Lyon 2e | Gastronomie Christian Morel : « La Mère Léa m’a passé le témoin »

Christian Morel est entouré des chefs Eric Chamarande et Dominique Marco et du responsable de salle Marc Charpentier.  Photo Progrès /Laurence PONSONNET
Christian Morel est entouré des chefs Eric Chamarande et Dominique Marco et du responsable de salle Marc Charpentier.  Photo Progrès /Laurence PONSONNET

Il y a quelques mois, cet ancien avoué à la Cour qui avait racheté La voûte chez Léa en 2013, a transformé le restaurant en deux unités : La mère Léa et Le comptoir de Léa.

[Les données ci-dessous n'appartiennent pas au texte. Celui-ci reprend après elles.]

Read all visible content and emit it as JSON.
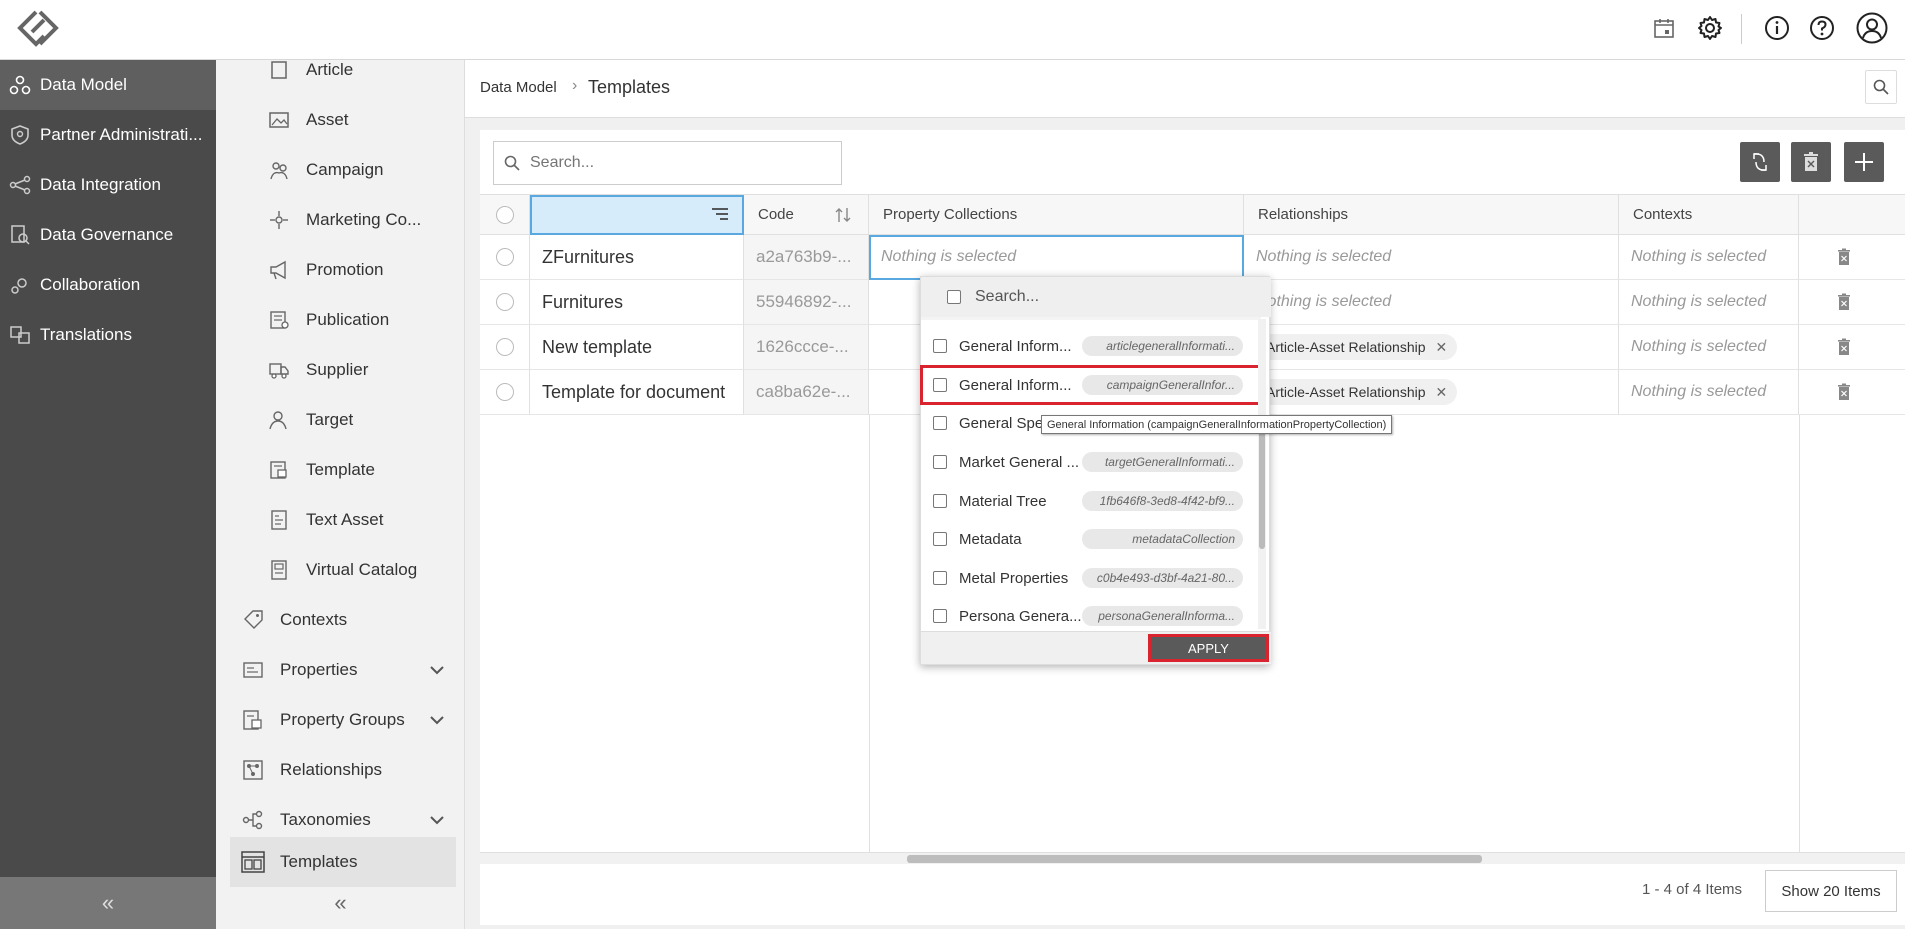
{
  "topbar": {
    "icons": [
      "logo-icon",
      "calendar-icon",
      "gear-icon",
      "info-icon",
      "help-icon",
      "user-icon"
    ]
  },
  "leftnav": {
    "items": [
      {
        "label": "Data Model",
        "icon": "data-model-icon",
        "active": true
      },
      {
        "label": "Partner Administrati...",
        "icon": "partner-icon"
      },
      {
        "label": "Data Integration",
        "icon": "integration-icon"
      },
      {
        "label": "Data Governance",
        "icon": "governance-icon"
      },
      {
        "label": "Collaboration",
        "icon": "collaboration-icon"
      },
      {
        "label": "Translations",
        "icon": "translations-icon"
      }
    ],
    "collapse": "«"
  },
  "subnav": {
    "items": [
      {
        "label": "Article"
      },
      {
        "label": "Asset"
      },
      {
        "label": "Campaign"
      },
      {
        "label": "Marketing Co..."
      },
      {
        "label": "Promotion"
      },
      {
        "label": "Publication"
      },
      {
        "label": "Supplier"
      },
      {
        "label": "Target"
      },
      {
        "label": "Template"
      },
      {
        "label": "Text Asset"
      },
      {
        "label": "Virtual Catalog"
      },
      {
        "label": "Contexts"
      },
      {
        "label": "Properties"
      },
      {
        "label": "Property Groups"
      },
      {
        "label": "Relationships"
      },
      {
        "label": "Taxonomies"
      },
      {
        "label": "Templates"
      }
    ],
    "collapse": "«"
  },
  "breadcrumb": {
    "root": "Data Model",
    "sep": "›",
    "current": "Templates"
  },
  "toolbar": {
    "search_placeholder": "Search..."
  },
  "grid": {
    "columns": [
      "",
      "Code",
      "Property Collections",
      "Relationships",
      "Contexts"
    ],
    "rows": [
      {
        "name": "ZFurnitures",
        "code": "a2a763b9-...",
        "property_collections": "Nothing is selected",
        "relationships": "Nothing is selected",
        "contexts": "Nothing is selected"
      },
      {
        "name": "Furnitures",
        "code": "55946892-...",
        "property_collections": "",
        "relationships": "Nothing is selected",
        "contexts": "Nothing is selected"
      },
      {
        "name": "New template",
        "code": "1626ccce-...",
        "property_collections": "",
        "relationships": "Article-Asset Relationship",
        "contexts": "Nothing is selected"
      },
      {
        "name": "Template for document",
        "code": "ca8ba62e-...",
        "property_collections": "",
        "relationships": "Article-Asset Relationship",
        "contexts": "Nothing is selected"
      }
    ]
  },
  "pager": {
    "summary": "1 - 4 of 4 Items",
    "show": "Show 20 Items"
  },
  "dropdown": {
    "search_placeholder": "Search...",
    "items": [
      {
        "name": "General Inform...",
        "code": "articlegeneralInformati..."
      },
      {
        "name": "General Inform...",
        "code": "campaignGeneralInfor..."
      },
      {
        "name": "General Spe",
        "code": ""
      },
      {
        "name": "Market General ...",
        "code": "targetGeneralInformati..."
      },
      {
        "name": "Material Tree",
        "code": "1fb646f8-3ed8-4f42-bf9..."
      },
      {
        "name": "Metadata",
        "code": "metadataCollection"
      },
      {
        "name": "Metal Properties",
        "code": "c0b4e493-d3bf-4a21-80..."
      },
      {
        "name": "Persona Genera...",
        "code": "personaGeneralInforma..."
      }
    ],
    "apply": "APPLY",
    "tooltip": "General Information (campaignGeneralInformationPropertyCollection)"
  },
  "colors": {
    "accent": "#d9232e",
    "nav_bg": "#4a4a4a",
    "button_bg": "#5a5a5a"
  }
}
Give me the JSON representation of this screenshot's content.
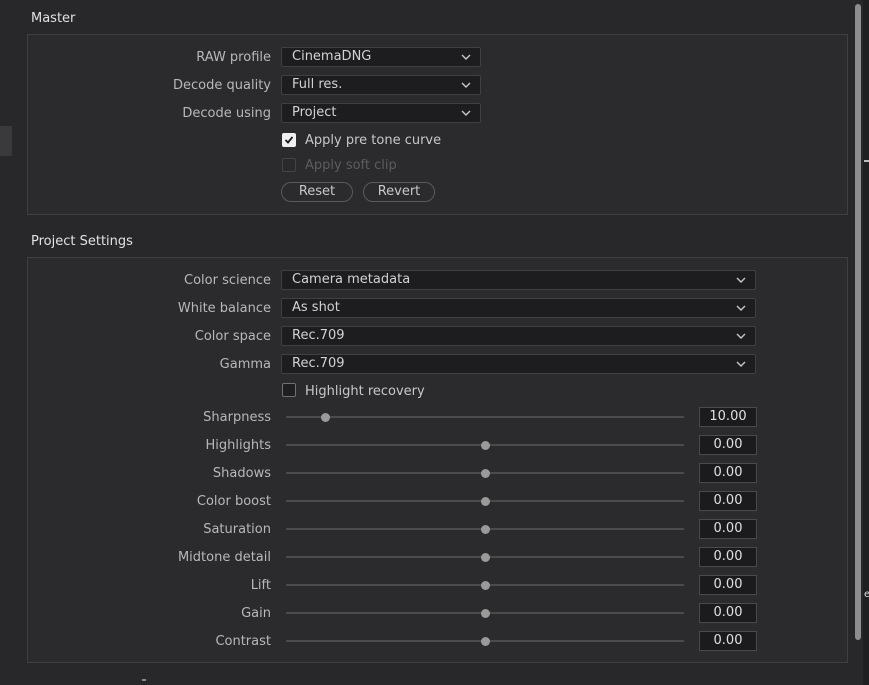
{
  "master": {
    "title": "Master",
    "raw_profile": {
      "label": "RAW profile",
      "value": "CinemaDNG"
    },
    "decode_quality": {
      "label": "Decode quality",
      "value": "Full res."
    },
    "decode_using": {
      "label": "Decode using",
      "value": "Project"
    },
    "apply_pre_tone_curve": {
      "label": "Apply pre tone curve",
      "checked": true
    },
    "apply_soft_clip": {
      "label": "Apply soft clip",
      "checked": false,
      "disabled": true
    },
    "reset_label": "Reset",
    "revert_label": "Revert"
  },
  "project": {
    "title": "Project Settings",
    "color_science": {
      "label": "Color science",
      "value": "Camera metadata"
    },
    "white_balance": {
      "label": "White balance",
      "value": "As shot"
    },
    "color_space": {
      "label": "Color space",
      "value": "Rec.709"
    },
    "gamma": {
      "label": "Gamma",
      "value": "Rec.709"
    },
    "highlight_recovery": {
      "label": "Highlight recovery",
      "checked": false
    },
    "sliders": [
      {
        "label": "Sharpness",
        "value": "10.00",
        "fraction": 0.1
      },
      {
        "label": "Highlights",
        "value": "0.00",
        "fraction": 0.5
      },
      {
        "label": "Shadows",
        "value": "0.00",
        "fraction": 0.5
      },
      {
        "label": "Color boost",
        "value": "0.00",
        "fraction": 0.5
      },
      {
        "label": "Saturation",
        "value": "0.00",
        "fraction": 0.5
      },
      {
        "label": "Midtone detail",
        "value": "0.00",
        "fraction": 0.5
      },
      {
        "label": "Lift",
        "value": "0.00",
        "fraction": 0.5
      },
      {
        "label": "Gain",
        "value": "0.00",
        "fraction": 0.5
      },
      {
        "label": "Contrast",
        "value": "0.00",
        "fraction": 0.5
      }
    ]
  },
  "edge": {
    "right_label": "e"
  }
}
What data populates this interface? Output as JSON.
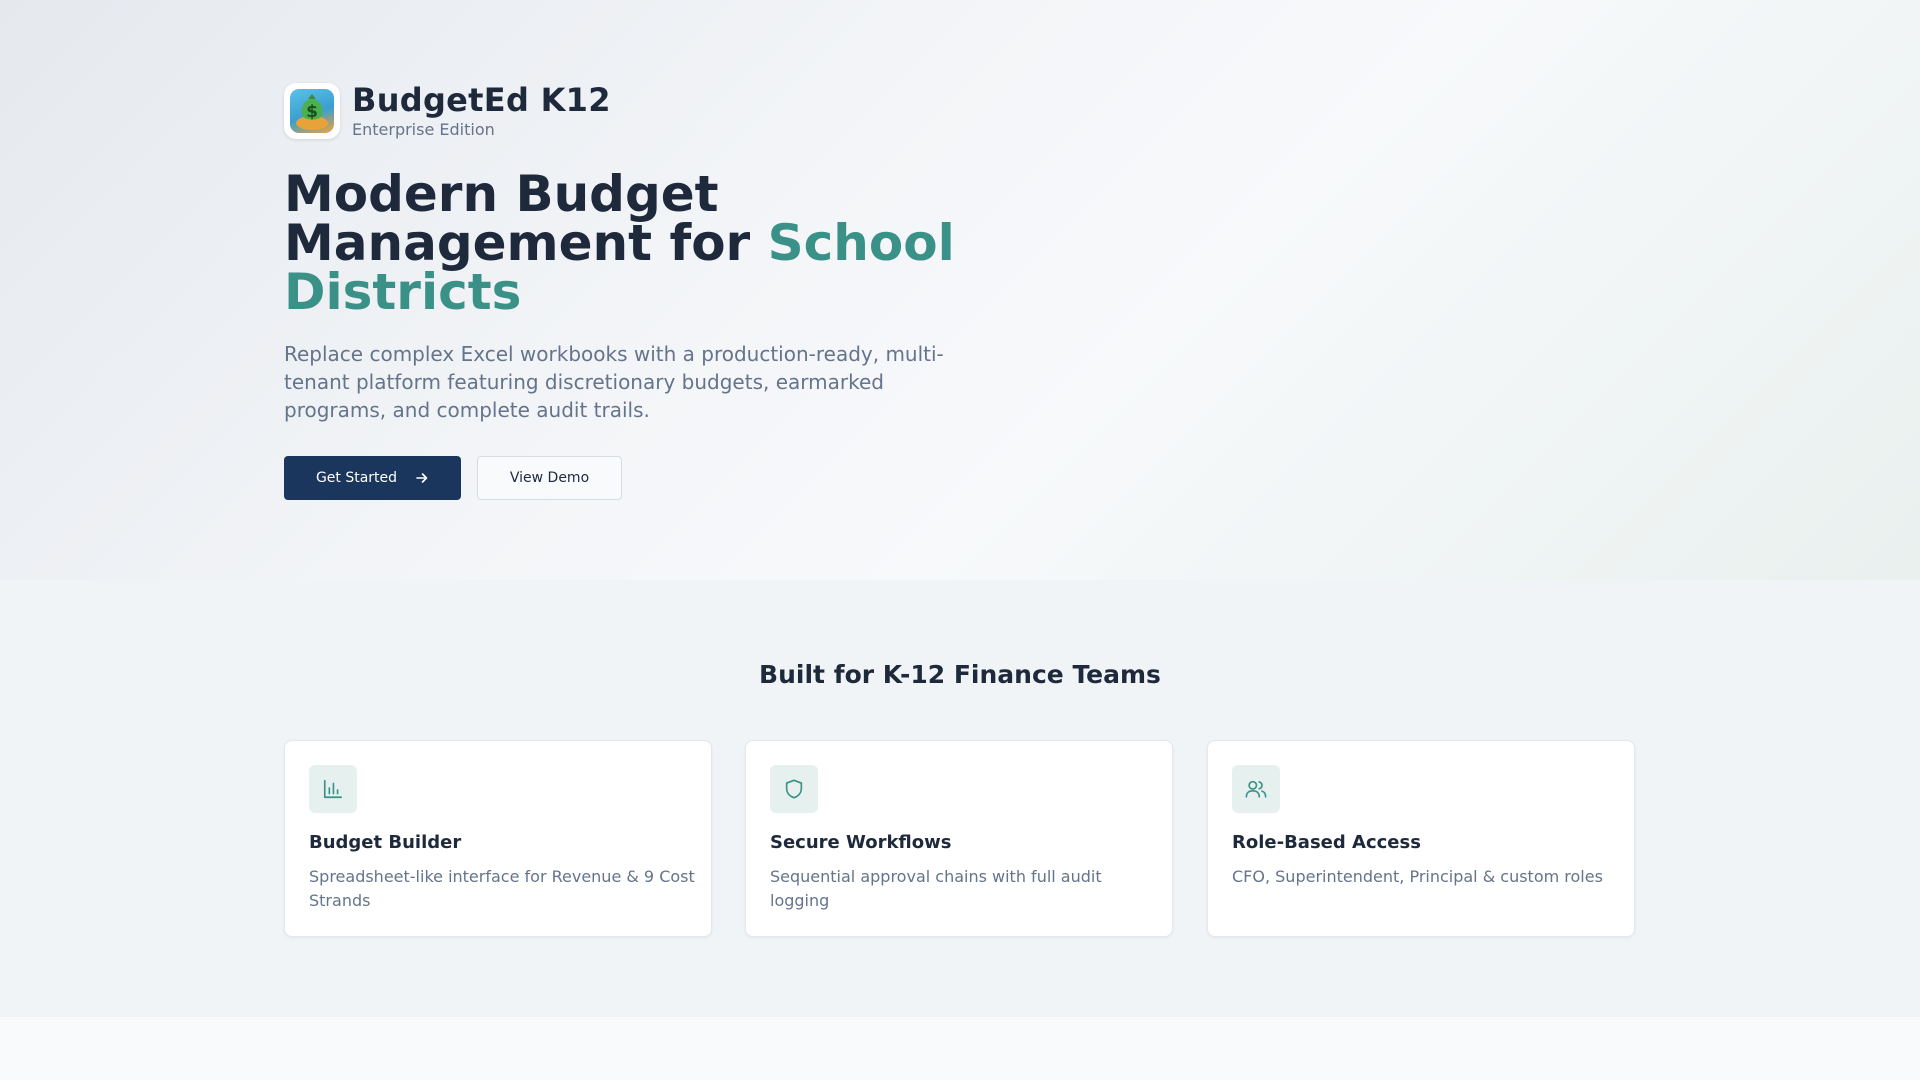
{
  "brand": {
    "name": "BudgetEd K12",
    "edition": "Enterprise Edition"
  },
  "hero": {
    "headline_part1": "Modern Budget Management for ",
    "headline_accent": "School Districts",
    "subtitle": "Replace complex Excel workbooks with a production-ready, multi-tenant platform featuring discretionary budgets, earmarked programs, and complete audit trails.",
    "primary_button": "Get Started",
    "secondary_button": "View Demo"
  },
  "features": {
    "title": "Built for K-12 Finance Teams",
    "cards": [
      {
        "icon": "bar-chart-icon",
        "title": "Budget Builder",
        "description": "Spreadsheet-like interface for Revenue & 9 Cost Strands"
      },
      {
        "icon": "shield-icon",
        "title": "Secure Workflows",
        "description": "Sequential approval chains with full audit logging"
      },
      {
        "icon": "users-icon",
        "title": "Role-Based Access",
        "description": "CFO, Superintendent, Principal & custom roles"
      }
    ]
  },
  "colors": {
    "primary": "#1b365d",
    "accent": "#3a9188",
    "text": "#1e293b",
    "muted": "#64748b"
  }
}
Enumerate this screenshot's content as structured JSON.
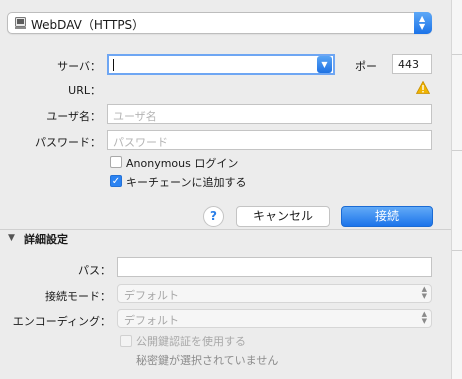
{
  "connection_type": "WebDAV（HTTPS）",
  "server": {
    "label": "サーバ：",
    "value": ""
  },
  "port": {
    "label": "ポー",
    "value": "443"
  },
  "url": {
    "label": "URL："
  },
  "username": {
    "label": "ユーザ名：",
    "placeholder": "ユーザ名"
  },
  "password": {
    "label": "パスワード：",
    "placeholder": "パスワード"
  },
  "options": {
    "anonymous": {
      "label": "Anonymous ログイン",
      "checked": false
    },
    "keychain": {
      "label": "キーチェーンに追加する",
      "checked": true
    }
  },
  "buttons": {
    "help": "?",
    "cancel": "キャンセル",
    "connect": "接続"
  },
  "advanced": {
    "title": "詳細設定",
    "path": {
      "label": "パス：",
      "value": ""
    },
    "connect_mode": {
      "label": "接続モード：",
      "value": "デフォルト"
    },
    "encoding": {
      "label": "エンコーディング：",
      "value": "デフォルト"
    },
    "public_key": {
      "label": "公開鍵認証を使用する",
      "checked": false
    },
    "private_key_status": "秘密鍵が選択されていません"
  },
  "colors": {
    "accent": "#1c74ea",
    "warning": "#f0b400"
  }
}
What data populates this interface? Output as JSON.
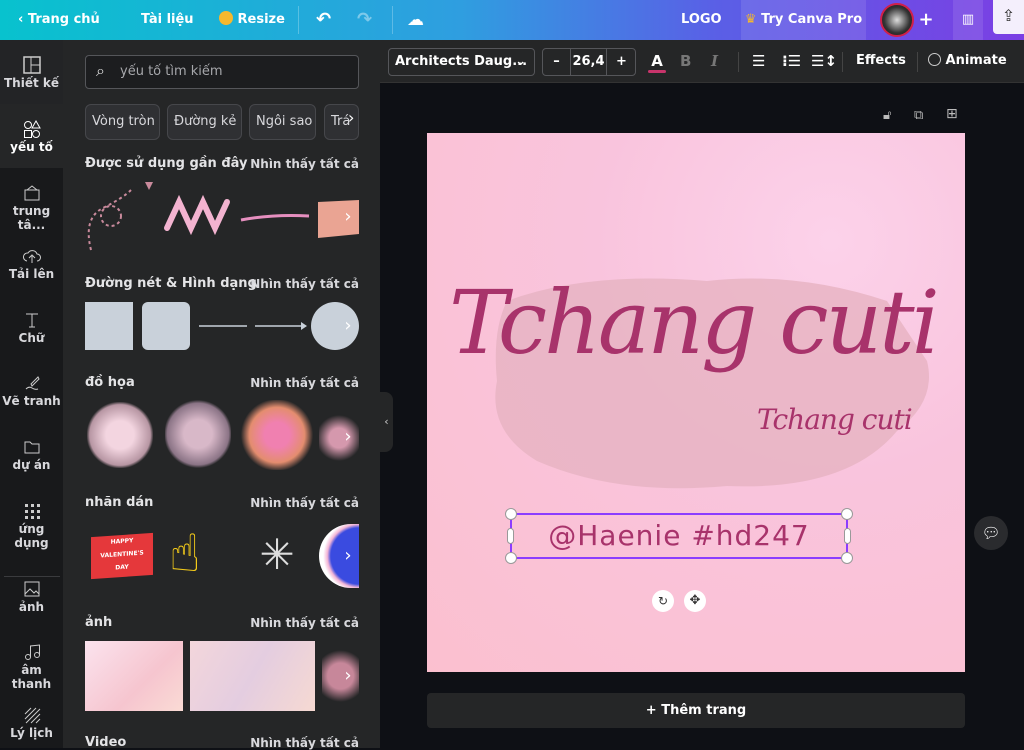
{
  "topbar": {
    "home": "Trang chủ",
    "file": "Tài liệu",
    "resize": "Resize",
    "doc_title": "LOGO",
    "try_pro": "Try Canva Pro",
    "add": "+"
  },
  "rail": [
    {
      "label": "Thiết kế"
    },
    {
      "label": "yếu tố"
    },
    {
      "label": "trung tâ..."
    },
    {
      "label": "Tải lên"
    },
    {
      "label": "Chữ"
    },
    {
      "label": "Vẽ tranh"
    },
    {
      "label": "dự án"
    },
    {
      "label": "ứng dụng"
    },
    {
      "label": "ảnh"
    },
    {
      "label": "âm thanh"
    },
    {
      "label": "Lý lịch"
    }
  ],
  "panel": {
    "search_placeholder": "yếu tố tìm kiếm",
    "chips": [
      "Vòng tròn",
      "Đường kẻ",
      "Ngôi sao",
      "Trá"
    ],
    "see_all": "Nhìn thấy tất cả",
    "sections": [
      "Được sử dụng gần đây",
      "Đường nét & Hình dạng",
      "đồ họa",
      "nhãn dán",
      "ảnh",
      "Video"
    ],
    "sticker_text": [
      "HAPPY",
      "VALENTINE'S",
      "DAY"
    ]
  },
  "toolbar": {
    "font": "Architects Daug...",
    "minus": "–",
    "size": "26,4",
    "plus": "+",
    "color_letter": "A",
    "bold": "B",
    "italic": "I",
    "effects": "Effects",
    "animate": "Animate"
  },
  "canvas": {
    "title": "Tchang cuti",
    "subtitle": "Tchang cuti",
    "handle": "@Haenie #hd247",
    "add_page": "+ Thêm trang"
  },
  "colors": {
    "accent": "#a8336b",
    "selection": "#8b3dff"
  }
}
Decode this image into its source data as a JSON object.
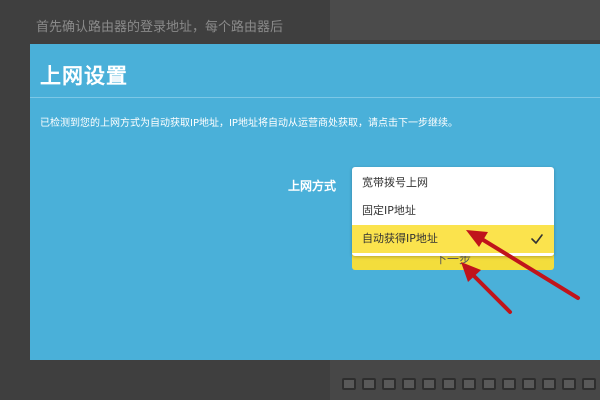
{
  "background": {
    "text": "首先确认路由器的登录地址，每个路由器后"
  },
  "modal": {
    "title": "上网设置",
    "description": "已检测到您的上网方式为自动获取IP地址，IP地址将自动从运营商处获取，请点击下一步继续。",
    "field_label": "上网方式",
    "next_label": "下一步",
    "options": [
      {
        "label": "宽带拨号上网",
        "selected": false
      },
      {
        "label": "固定IP地址",
        "selected": false
      },
      {
        "label": "自动获得IP地址",
        "selected": true
      }
    ]
  },
  "icons": {
    "check": "check-icon",
    "annotation": "red-arrow-icon"
  },
  "colors": {
    "modal_bg": "#4ab0d9",
    "selected_bg": "#fbe34d",
    "button_bg": "#f3dd3c",
    "arrow": "#c0141b"
  }
}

Christian Morel, en association avec Christian Têtedoie, est le troisième propriétaire historique de La Voûte chez Léa. Il a repris l’affaire en 2013 et en novembre dernier, après le rachat du local de l’audioprothésiste qui jouxtait son restaurant, il a pu bénéficier d’une surface supplémentaire de 250 m2 sur deux niveaux. Cette table légendaire s’est alors dédoublée en deux univers : La mère Léa, dont l’entrée se fait maintenant au n°11 du quai des Célestins et Le comptoir de Léa , juste à côté, où l’on accède toujours de la place Antonin-Gourju.

Les gourmands peuvent déguster chez La Mère Léa une cuisine bourgeoise. À l’approche de l’automne, la carte propose du gibier, notamment du lièvre à la royale. La vue sur Fourvière au travers des nouvelles baies vitrées est un atout supplémentaire. Et au Comptoir de Léa , l’ambiance est toujours bon enfant avec son esprit bouchon lyonnais, son décor authentique, ses tables en zinc et marbre et son menu à petit prix.

Léa Bidault, la Mère lyonnaise étoilée qui a créé le lieu en 1943, et l’a exploité jusqu’en 1980 – avant de le vendre à Philippe Rabatel, un chef de partie qui travaillait dans le restaurant étoilé de Christian Bourillot – aurait sans doute aimé cette évolution vers plus de modernité et de confort.

Son actuel propriétaire, pourtant fin gourmet, n’était pas issu du milieu de la cuisine. Maître en droit à l’université Lyon III, diplômé de l’école de notariat, Christian Morel a très vite renoncé à être notaire : « Ce travail n’était pas assez créatif, » explique-t-il. Un avoué à la Cour voulait céder sa charge, il a alors repris son étude. Après la réforme de 2011, avec pour conséquence la suppression de la profession d’avoué, il décide de prendre une autre voie et rachète La Voûte chez Léa.

Homme de tradition et de transmission, il estime que la mère Léa lui a passé le témoin et Philippe Rabatel le flambeau. « Je m’estimais cependant illégitime venant d’un autre milieu. Il me fallait une caution gastronomique et je me suis tourné vers Christian Têtedoie, qui, pour moi, représente l’excellence ».

Aujourd’hui, il peut s’enorgueillir d’assurer au côté de ce grand chef la pérennité de cette table mythique et même de lui avoir donné une autre dimension.

Le comptoir de Léa , 11, place Antonin-Gourju. Tél. 04.78.42.03.13. La Mère Léa , 11, quai des Célestins. Tél. 04.78.42.01.33.